Saturday, 10 July 2010

Female readers: a question for you

John Berger, in the book 'Ways of Seeing', gives quite a general description of the presence of a man, and that of a woman. I found it quite a bold argument to be making and wondered if you'd like to tell me how very wrong or right he is.

Berger's description of a woman's social presence is that she is always accompanied by an image of herself – in effect, she has two views of her life; a view from her own eyes and the imagined view that others will have of her. It sounds almost like a split personality; a woman might be going about a menial task but, in her mind, she is going through all of the ways she may be perceived by bystanders: criticizing herself here, praising herself there.

According to the author, men survey women before interacting with them in order to understand how they should be treated. This is the main difference he points out: men exert onto others, and women control how they are treated themselves – men view women, and women view themselves. Apparently it is the woman's tendency to survey herself in the first place that gives her some control over how she is treated by men. He claims that most actions of a woman are therefore accompanied by a purpose – to provoke others to treat them/act/react in a certain way. So, dare any female reader agree?? Do you often feel eyes on you? If so, Berger would argue it is your own way of protecting yourself. Leave a comment if you like.

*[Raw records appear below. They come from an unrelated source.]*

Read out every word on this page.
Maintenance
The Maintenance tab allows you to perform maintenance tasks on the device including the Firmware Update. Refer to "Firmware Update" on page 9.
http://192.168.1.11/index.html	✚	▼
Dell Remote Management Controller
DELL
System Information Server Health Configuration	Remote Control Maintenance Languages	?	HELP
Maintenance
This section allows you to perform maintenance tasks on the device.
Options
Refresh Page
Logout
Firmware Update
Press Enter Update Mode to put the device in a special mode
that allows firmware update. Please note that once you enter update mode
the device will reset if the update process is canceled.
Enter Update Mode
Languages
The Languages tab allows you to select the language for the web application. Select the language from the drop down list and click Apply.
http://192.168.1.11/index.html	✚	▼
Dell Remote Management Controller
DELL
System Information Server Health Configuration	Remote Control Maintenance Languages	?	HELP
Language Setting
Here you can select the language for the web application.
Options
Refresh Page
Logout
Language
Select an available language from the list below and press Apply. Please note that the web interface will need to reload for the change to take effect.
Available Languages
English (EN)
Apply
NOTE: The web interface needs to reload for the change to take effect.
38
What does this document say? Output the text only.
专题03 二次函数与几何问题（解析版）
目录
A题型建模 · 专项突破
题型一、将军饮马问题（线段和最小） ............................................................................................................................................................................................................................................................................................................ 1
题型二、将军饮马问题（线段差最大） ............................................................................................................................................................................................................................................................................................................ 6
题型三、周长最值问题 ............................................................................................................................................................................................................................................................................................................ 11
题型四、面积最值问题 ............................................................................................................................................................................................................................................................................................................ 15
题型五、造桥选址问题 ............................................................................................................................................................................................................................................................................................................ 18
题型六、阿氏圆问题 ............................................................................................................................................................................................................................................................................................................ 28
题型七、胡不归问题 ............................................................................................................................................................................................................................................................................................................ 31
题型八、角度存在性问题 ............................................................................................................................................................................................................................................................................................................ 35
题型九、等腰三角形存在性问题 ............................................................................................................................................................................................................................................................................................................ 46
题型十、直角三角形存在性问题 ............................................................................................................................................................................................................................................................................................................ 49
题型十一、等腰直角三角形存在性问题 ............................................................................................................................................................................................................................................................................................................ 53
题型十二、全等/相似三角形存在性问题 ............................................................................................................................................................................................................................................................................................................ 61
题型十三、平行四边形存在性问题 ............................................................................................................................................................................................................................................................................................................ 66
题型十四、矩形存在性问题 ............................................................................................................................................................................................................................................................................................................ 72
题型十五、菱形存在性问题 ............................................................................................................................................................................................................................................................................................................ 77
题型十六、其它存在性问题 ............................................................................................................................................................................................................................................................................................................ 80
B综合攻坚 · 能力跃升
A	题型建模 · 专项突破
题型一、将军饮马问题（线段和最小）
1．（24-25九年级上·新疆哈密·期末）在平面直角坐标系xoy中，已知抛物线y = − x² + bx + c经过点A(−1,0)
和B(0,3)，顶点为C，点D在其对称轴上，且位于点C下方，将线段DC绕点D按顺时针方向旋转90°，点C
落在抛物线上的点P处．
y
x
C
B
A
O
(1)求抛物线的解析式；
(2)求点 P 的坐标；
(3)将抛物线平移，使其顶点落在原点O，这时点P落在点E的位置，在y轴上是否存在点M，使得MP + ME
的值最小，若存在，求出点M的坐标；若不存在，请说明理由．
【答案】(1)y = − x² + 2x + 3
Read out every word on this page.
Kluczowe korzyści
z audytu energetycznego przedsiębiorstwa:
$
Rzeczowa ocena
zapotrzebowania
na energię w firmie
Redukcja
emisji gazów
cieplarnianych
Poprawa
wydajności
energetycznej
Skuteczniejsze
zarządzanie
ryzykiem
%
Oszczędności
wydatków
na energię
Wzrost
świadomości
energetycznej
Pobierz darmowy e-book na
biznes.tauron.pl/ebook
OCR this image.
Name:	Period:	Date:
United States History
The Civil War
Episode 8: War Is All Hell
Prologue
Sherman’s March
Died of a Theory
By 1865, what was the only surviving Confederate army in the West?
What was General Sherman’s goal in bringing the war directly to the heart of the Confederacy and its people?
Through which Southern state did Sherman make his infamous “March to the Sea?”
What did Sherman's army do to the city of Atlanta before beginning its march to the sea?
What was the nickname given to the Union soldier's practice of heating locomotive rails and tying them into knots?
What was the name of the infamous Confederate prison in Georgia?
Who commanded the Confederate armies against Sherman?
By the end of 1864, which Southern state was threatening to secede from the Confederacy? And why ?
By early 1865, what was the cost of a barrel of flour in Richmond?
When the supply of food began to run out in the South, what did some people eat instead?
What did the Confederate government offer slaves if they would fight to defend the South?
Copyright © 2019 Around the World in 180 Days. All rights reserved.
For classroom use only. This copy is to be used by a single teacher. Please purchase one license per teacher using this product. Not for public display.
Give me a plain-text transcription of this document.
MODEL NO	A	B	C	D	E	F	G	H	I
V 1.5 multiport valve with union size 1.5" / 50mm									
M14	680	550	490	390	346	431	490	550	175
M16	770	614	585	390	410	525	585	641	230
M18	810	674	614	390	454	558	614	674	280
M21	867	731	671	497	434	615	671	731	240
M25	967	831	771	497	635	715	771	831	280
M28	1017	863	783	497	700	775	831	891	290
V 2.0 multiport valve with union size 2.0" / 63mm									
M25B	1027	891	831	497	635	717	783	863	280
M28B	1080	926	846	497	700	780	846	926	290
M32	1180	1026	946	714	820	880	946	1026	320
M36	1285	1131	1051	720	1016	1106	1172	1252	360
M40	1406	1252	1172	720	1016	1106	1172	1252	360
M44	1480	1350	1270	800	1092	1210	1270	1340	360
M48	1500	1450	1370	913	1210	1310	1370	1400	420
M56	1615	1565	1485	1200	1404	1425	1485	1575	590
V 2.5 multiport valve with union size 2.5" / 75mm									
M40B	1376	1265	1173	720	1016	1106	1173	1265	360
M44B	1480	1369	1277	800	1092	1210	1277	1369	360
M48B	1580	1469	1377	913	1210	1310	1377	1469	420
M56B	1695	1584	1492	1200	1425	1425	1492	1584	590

I can understand why Berger makes this argument; I've heard plenty of male songwriters singing about a woman – how they see her, what they want to do for her etc. I think there are much fewer female songwriters who have written about a man in the same 'active' way; in fact I think modern society still, unfortunately, sees the 'wanting' of love as passion in men but desperation in women.

Another example to back his claim would be the long history of nude paintings. Nude – not naked – because 'nude' suggests the outer shell of a naked person. It's a state of mind in the model that blocks the viewer from 'stealing' anything from them. In painting the male view of the female (who, in turn, sees herself in the viewer's eyes) is commonplace and rarely do we see such a treatment of male models, unless it's an image of Narcissus and his river, say.

Images to feed your thoughts. Try replacing the women with men in your mind.


  1. i think, i'd have to agree.
    it's something that just happens, subconsciously.
    you can't control it.

    really interesting.

  2. Thanks Margg, I was counting on your comment : )

  3. Hmm. I can only speak for myself, but I'd say that I do carry around a construct of myself (both physical and intellectual) that I expect others to see, though this merges and separates from my internalized self intermittently. As far as physical appearance goes, I think women learn to speak through appearances and to be relatively self-conscious -- but not to the extent that they are passive in judging the appearances of men and other women.
    Personally, from what I've read of men's perspective, it seems that men also expect people to react toward them based on the image they project, though that may involve a different set of personal qualities, and a different set of expected actions.
    As for the portraits, if society frowns upon women living by themselves and making their own livings as painters, but allows them to serve as ornaments, then certainly we will see more paintings by men of women than the other way around. I guess what I'm saying is that there is some truth to the idea, but I think that it's more learned than innate.
    What I wonder is, (men), do you feel you construct a perceived identity to elicit reactions as well, or do you feel that you spend most social effort interpreting appearances to judge the way that you should act?

  4. Thanks for your comment. I think, to comment on my own feelings, I share a lot of what the author describes in women; I perked up immediately when he mentioned the notion of watching oneself from an outside perspective. I often do a similar thing and consider what people are seeing when they look at me – I'm rarely analyzing others. I like to play against some women though; you sometimes find women who blatantly expect all eyes to fall on them. So, I never even look at them and see how they react – whether they become more active as if to seek attention or recede as if they've failed themselves. Then again, that depends on whether they'd value attention from me in the first place, doesn't it. Perhaps it more or less comes down to whether we're right in saying that the 'men should chase the women' and never the other way around.